Samedin Rovčanin shares the same love for food or playing the piano as he does for the sustainable development goals. Born in Prijepolje, Serbia, Samedin was his country’s first Youth Delegate to the United Nations. This Gemini has pursued a Bachelor’s degree in English literature and his favorite book is “100 years of solitude” by G. G. Marquez. Now, his aspirations include obtaining a pilot license, becoming an International Development Officer and being everyone’s friend. Read the full interview below.
[UNA]: Tell us a bit about your experience as the first youth delegate of Serbia to the UN. What do you consider as the highlights of this experience?
[SR]: “I was the first Serbian youth delegate to the UN, therefore the entire experience was new not only to me but to the entire team behind the programme in UNA Serbia. The public call stated that aside from youth policy and English language, one should possess extensive knowledge on the UN system, which was outside of my field of interest at the time. That’s why I became a frequent visitor to the library of the Faculty of Political Sciences, asking the ladies at the library to provide me with as much as possible literature on UN affairs. I became interested in the UN not only to prepare myself for the UN youth delegate selection process, but the mission and purpose of the UN left me wondering if I would be suitable to work there someday.“
I would also like to highlight friendships with other fellow UN youth delegates from across the world, many of whom I am still in touch with for professional purposes in the field of youth policy, but also sharing the mandate with my charming female co-delegate Teodora.”.
[UNA]: How would you briefly describe the essence of the UN Youth Delegate Programme?

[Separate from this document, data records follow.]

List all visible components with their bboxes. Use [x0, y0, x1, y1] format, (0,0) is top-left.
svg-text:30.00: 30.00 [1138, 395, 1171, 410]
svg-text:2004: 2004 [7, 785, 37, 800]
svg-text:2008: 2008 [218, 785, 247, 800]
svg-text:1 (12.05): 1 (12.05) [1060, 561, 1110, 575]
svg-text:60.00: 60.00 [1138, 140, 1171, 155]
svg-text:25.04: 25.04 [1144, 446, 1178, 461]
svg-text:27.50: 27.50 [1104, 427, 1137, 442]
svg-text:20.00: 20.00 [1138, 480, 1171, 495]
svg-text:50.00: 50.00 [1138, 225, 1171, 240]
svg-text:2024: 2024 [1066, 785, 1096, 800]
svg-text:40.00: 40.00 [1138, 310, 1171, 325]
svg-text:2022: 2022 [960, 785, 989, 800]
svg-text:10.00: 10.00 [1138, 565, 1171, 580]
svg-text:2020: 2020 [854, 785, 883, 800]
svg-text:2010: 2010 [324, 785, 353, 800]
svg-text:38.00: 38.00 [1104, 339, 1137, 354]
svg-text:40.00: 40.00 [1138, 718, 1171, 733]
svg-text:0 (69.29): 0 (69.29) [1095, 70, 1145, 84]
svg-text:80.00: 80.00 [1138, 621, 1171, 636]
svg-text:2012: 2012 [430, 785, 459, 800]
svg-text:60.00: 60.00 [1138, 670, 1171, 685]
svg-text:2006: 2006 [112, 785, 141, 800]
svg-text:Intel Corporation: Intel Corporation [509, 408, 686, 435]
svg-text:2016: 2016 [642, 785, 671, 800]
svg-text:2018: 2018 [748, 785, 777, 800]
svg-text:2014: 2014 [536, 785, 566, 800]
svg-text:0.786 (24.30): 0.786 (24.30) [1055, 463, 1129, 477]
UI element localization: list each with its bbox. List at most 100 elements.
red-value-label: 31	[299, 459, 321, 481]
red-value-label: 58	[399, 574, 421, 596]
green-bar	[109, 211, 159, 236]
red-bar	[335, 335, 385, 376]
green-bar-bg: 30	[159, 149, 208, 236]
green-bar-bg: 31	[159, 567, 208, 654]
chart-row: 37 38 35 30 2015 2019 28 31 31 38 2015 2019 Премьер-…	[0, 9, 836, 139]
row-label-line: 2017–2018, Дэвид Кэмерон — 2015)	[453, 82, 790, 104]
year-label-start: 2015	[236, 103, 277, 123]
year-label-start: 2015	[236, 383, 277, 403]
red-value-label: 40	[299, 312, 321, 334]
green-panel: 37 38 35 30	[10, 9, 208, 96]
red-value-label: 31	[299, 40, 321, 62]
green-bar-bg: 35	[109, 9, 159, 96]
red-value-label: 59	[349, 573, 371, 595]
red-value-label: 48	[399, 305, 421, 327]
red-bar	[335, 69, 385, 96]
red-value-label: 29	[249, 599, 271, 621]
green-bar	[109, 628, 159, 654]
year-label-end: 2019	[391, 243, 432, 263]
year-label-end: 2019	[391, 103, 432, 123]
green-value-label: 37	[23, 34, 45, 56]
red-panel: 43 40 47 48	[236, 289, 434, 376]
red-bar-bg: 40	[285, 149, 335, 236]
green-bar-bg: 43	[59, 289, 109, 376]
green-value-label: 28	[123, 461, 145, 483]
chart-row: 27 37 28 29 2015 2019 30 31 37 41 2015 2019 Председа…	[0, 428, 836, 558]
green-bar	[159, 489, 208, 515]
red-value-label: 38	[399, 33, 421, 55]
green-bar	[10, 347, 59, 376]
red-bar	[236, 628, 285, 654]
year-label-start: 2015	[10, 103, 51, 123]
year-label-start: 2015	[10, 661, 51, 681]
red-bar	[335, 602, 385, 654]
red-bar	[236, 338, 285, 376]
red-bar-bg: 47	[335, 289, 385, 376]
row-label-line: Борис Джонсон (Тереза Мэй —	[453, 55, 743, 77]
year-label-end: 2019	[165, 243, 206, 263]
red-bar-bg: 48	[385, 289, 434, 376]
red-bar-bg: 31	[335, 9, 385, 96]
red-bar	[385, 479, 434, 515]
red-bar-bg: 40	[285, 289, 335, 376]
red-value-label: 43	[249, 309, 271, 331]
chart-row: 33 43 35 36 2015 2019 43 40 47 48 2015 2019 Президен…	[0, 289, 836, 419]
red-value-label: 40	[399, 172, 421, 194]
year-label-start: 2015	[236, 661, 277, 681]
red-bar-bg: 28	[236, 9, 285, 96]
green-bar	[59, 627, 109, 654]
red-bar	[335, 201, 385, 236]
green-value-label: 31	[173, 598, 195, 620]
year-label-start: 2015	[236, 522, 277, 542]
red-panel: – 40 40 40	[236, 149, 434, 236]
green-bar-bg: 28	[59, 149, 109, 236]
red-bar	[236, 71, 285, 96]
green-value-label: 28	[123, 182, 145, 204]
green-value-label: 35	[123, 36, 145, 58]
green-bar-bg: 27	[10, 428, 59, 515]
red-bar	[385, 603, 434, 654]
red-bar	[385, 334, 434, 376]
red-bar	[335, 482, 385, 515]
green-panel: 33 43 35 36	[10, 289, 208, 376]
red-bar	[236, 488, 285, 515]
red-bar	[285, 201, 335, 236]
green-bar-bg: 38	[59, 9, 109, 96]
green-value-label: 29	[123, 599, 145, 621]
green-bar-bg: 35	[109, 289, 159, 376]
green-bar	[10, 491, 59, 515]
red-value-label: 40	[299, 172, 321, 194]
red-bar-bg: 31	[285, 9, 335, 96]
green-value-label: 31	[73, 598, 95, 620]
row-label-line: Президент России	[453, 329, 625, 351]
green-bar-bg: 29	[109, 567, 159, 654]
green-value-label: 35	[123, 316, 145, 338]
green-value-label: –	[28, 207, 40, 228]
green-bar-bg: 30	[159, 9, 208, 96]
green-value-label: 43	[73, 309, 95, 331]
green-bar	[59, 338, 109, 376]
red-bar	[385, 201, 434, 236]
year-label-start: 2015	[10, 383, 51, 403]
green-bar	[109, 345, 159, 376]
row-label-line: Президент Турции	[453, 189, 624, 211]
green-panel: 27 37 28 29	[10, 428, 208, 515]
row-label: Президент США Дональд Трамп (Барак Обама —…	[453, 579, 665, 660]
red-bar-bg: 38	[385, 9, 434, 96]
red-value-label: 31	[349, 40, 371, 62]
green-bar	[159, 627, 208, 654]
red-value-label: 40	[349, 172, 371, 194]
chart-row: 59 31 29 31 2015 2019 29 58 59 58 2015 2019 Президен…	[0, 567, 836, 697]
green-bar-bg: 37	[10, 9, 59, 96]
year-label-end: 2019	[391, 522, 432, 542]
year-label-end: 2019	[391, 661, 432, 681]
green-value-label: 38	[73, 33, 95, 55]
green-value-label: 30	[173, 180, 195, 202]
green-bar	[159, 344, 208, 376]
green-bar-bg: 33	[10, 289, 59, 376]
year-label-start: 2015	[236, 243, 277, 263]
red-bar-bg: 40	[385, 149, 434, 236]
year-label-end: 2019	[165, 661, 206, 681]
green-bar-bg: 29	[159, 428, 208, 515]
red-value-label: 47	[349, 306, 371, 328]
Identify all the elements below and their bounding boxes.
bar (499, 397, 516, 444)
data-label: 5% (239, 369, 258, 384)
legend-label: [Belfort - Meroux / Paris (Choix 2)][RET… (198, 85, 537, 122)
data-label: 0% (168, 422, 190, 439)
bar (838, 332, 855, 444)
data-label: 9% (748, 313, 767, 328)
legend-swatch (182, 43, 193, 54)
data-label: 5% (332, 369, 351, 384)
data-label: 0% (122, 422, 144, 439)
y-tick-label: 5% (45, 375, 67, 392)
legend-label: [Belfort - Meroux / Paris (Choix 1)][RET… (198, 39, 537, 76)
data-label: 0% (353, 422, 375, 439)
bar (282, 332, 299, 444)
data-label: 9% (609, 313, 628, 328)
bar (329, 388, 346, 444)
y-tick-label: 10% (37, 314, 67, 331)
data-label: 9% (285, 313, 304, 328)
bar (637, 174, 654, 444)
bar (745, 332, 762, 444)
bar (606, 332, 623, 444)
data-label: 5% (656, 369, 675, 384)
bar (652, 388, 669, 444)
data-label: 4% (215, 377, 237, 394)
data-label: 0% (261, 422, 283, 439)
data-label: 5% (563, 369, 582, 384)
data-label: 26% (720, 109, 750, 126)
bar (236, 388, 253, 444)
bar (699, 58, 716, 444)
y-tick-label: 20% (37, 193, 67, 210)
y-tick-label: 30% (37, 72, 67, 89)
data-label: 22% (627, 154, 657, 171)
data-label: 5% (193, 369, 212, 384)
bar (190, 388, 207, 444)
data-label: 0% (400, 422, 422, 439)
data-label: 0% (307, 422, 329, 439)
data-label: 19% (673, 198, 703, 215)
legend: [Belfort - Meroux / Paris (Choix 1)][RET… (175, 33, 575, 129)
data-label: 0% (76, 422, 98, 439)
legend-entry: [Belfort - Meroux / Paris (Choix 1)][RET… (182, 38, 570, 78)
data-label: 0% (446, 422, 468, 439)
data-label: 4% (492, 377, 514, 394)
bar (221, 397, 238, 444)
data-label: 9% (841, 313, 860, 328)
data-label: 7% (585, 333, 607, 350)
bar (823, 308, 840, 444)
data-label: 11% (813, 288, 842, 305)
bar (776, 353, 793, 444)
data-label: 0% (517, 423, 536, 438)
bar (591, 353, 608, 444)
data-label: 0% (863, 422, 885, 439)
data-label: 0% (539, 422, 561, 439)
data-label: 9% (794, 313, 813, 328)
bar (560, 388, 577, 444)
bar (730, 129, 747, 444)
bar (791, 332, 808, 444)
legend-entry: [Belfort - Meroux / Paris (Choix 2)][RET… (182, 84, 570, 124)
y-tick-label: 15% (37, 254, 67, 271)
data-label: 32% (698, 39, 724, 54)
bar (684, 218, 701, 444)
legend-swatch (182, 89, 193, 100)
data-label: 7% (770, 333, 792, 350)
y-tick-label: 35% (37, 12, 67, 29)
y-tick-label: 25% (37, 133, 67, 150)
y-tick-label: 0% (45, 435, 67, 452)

[SR]: “The essence is all about having the voices of young people from across the world conveyed at some of the most important global events. But this sounds too wage, doesn’t it? The essence is what you make of it. If you decide to be just another passive consumer of opportunities that will be sent your way, to attend various events, to smile and give general remarks, that’s fine. However, you can take the role of active participant during your mandate, which I find to be the more responsible choice. This role means you should do as much as you can to feel the pulse of the new generation, to hear about their problems and challenges, to relate them to the global situation, and find a way to tell it eloquently and decently at different events. “.
[UNA]: What do you think is the most challenging aspect of being a UN Youth Delegate?
[SR]: “Finding a balance between being the representative of youth and being the official representative of a country, since sometimes the perspectives can be in disagreement. Finding balance, however, is the essential skill of diplomacy, so lucky ones will make the most out of this experience to serve them in the future.“.
[UNA]: What happens to a UN Youth Delegate after his/her mandate has come to an end?
[SR]: “In my case, I ran for the VP and later the president of the National Youth Council of Serbia, the highest independent youth authority in the country. UN youth delegate experience made this possible because during my one year mandate my knowledge and proficiency in youth policy became advanced and enabled me to start thinking from a more strategic point of view which is essential to decision-making in any system. The most important piece of advice is to find a very narrow interest during your mandate, and develop it after your mandate ends. I decided to pursue the Sustainable Development Goals (SDGs) and did my best to mainstream this agenda as a priority not only within the National Youth Council of Serbia but within the youth sector in general. This is what I am most proud of.“.
[UNA]: Can you share an amusing story with us and our followers related to your mandate?
[SR]: “I received the invitation for the final interview of shortlisted candidates only a few days before the interview was to take place. I was moving between 2 apartments at the time therefore I was not able to find a formal suit that I would wear for my interview. So I decided to show up with what I was able to find in my wardrobe at the time – short trousers and a “guns n roses” t-shirt. As you may assume all other candidates came in their black suits, white shirts, and red ties. I remember telling myself “Now you blew it, you do not stand even the slightest chance of becoming the first Serbian UN youth delegate”. The rest is history.“.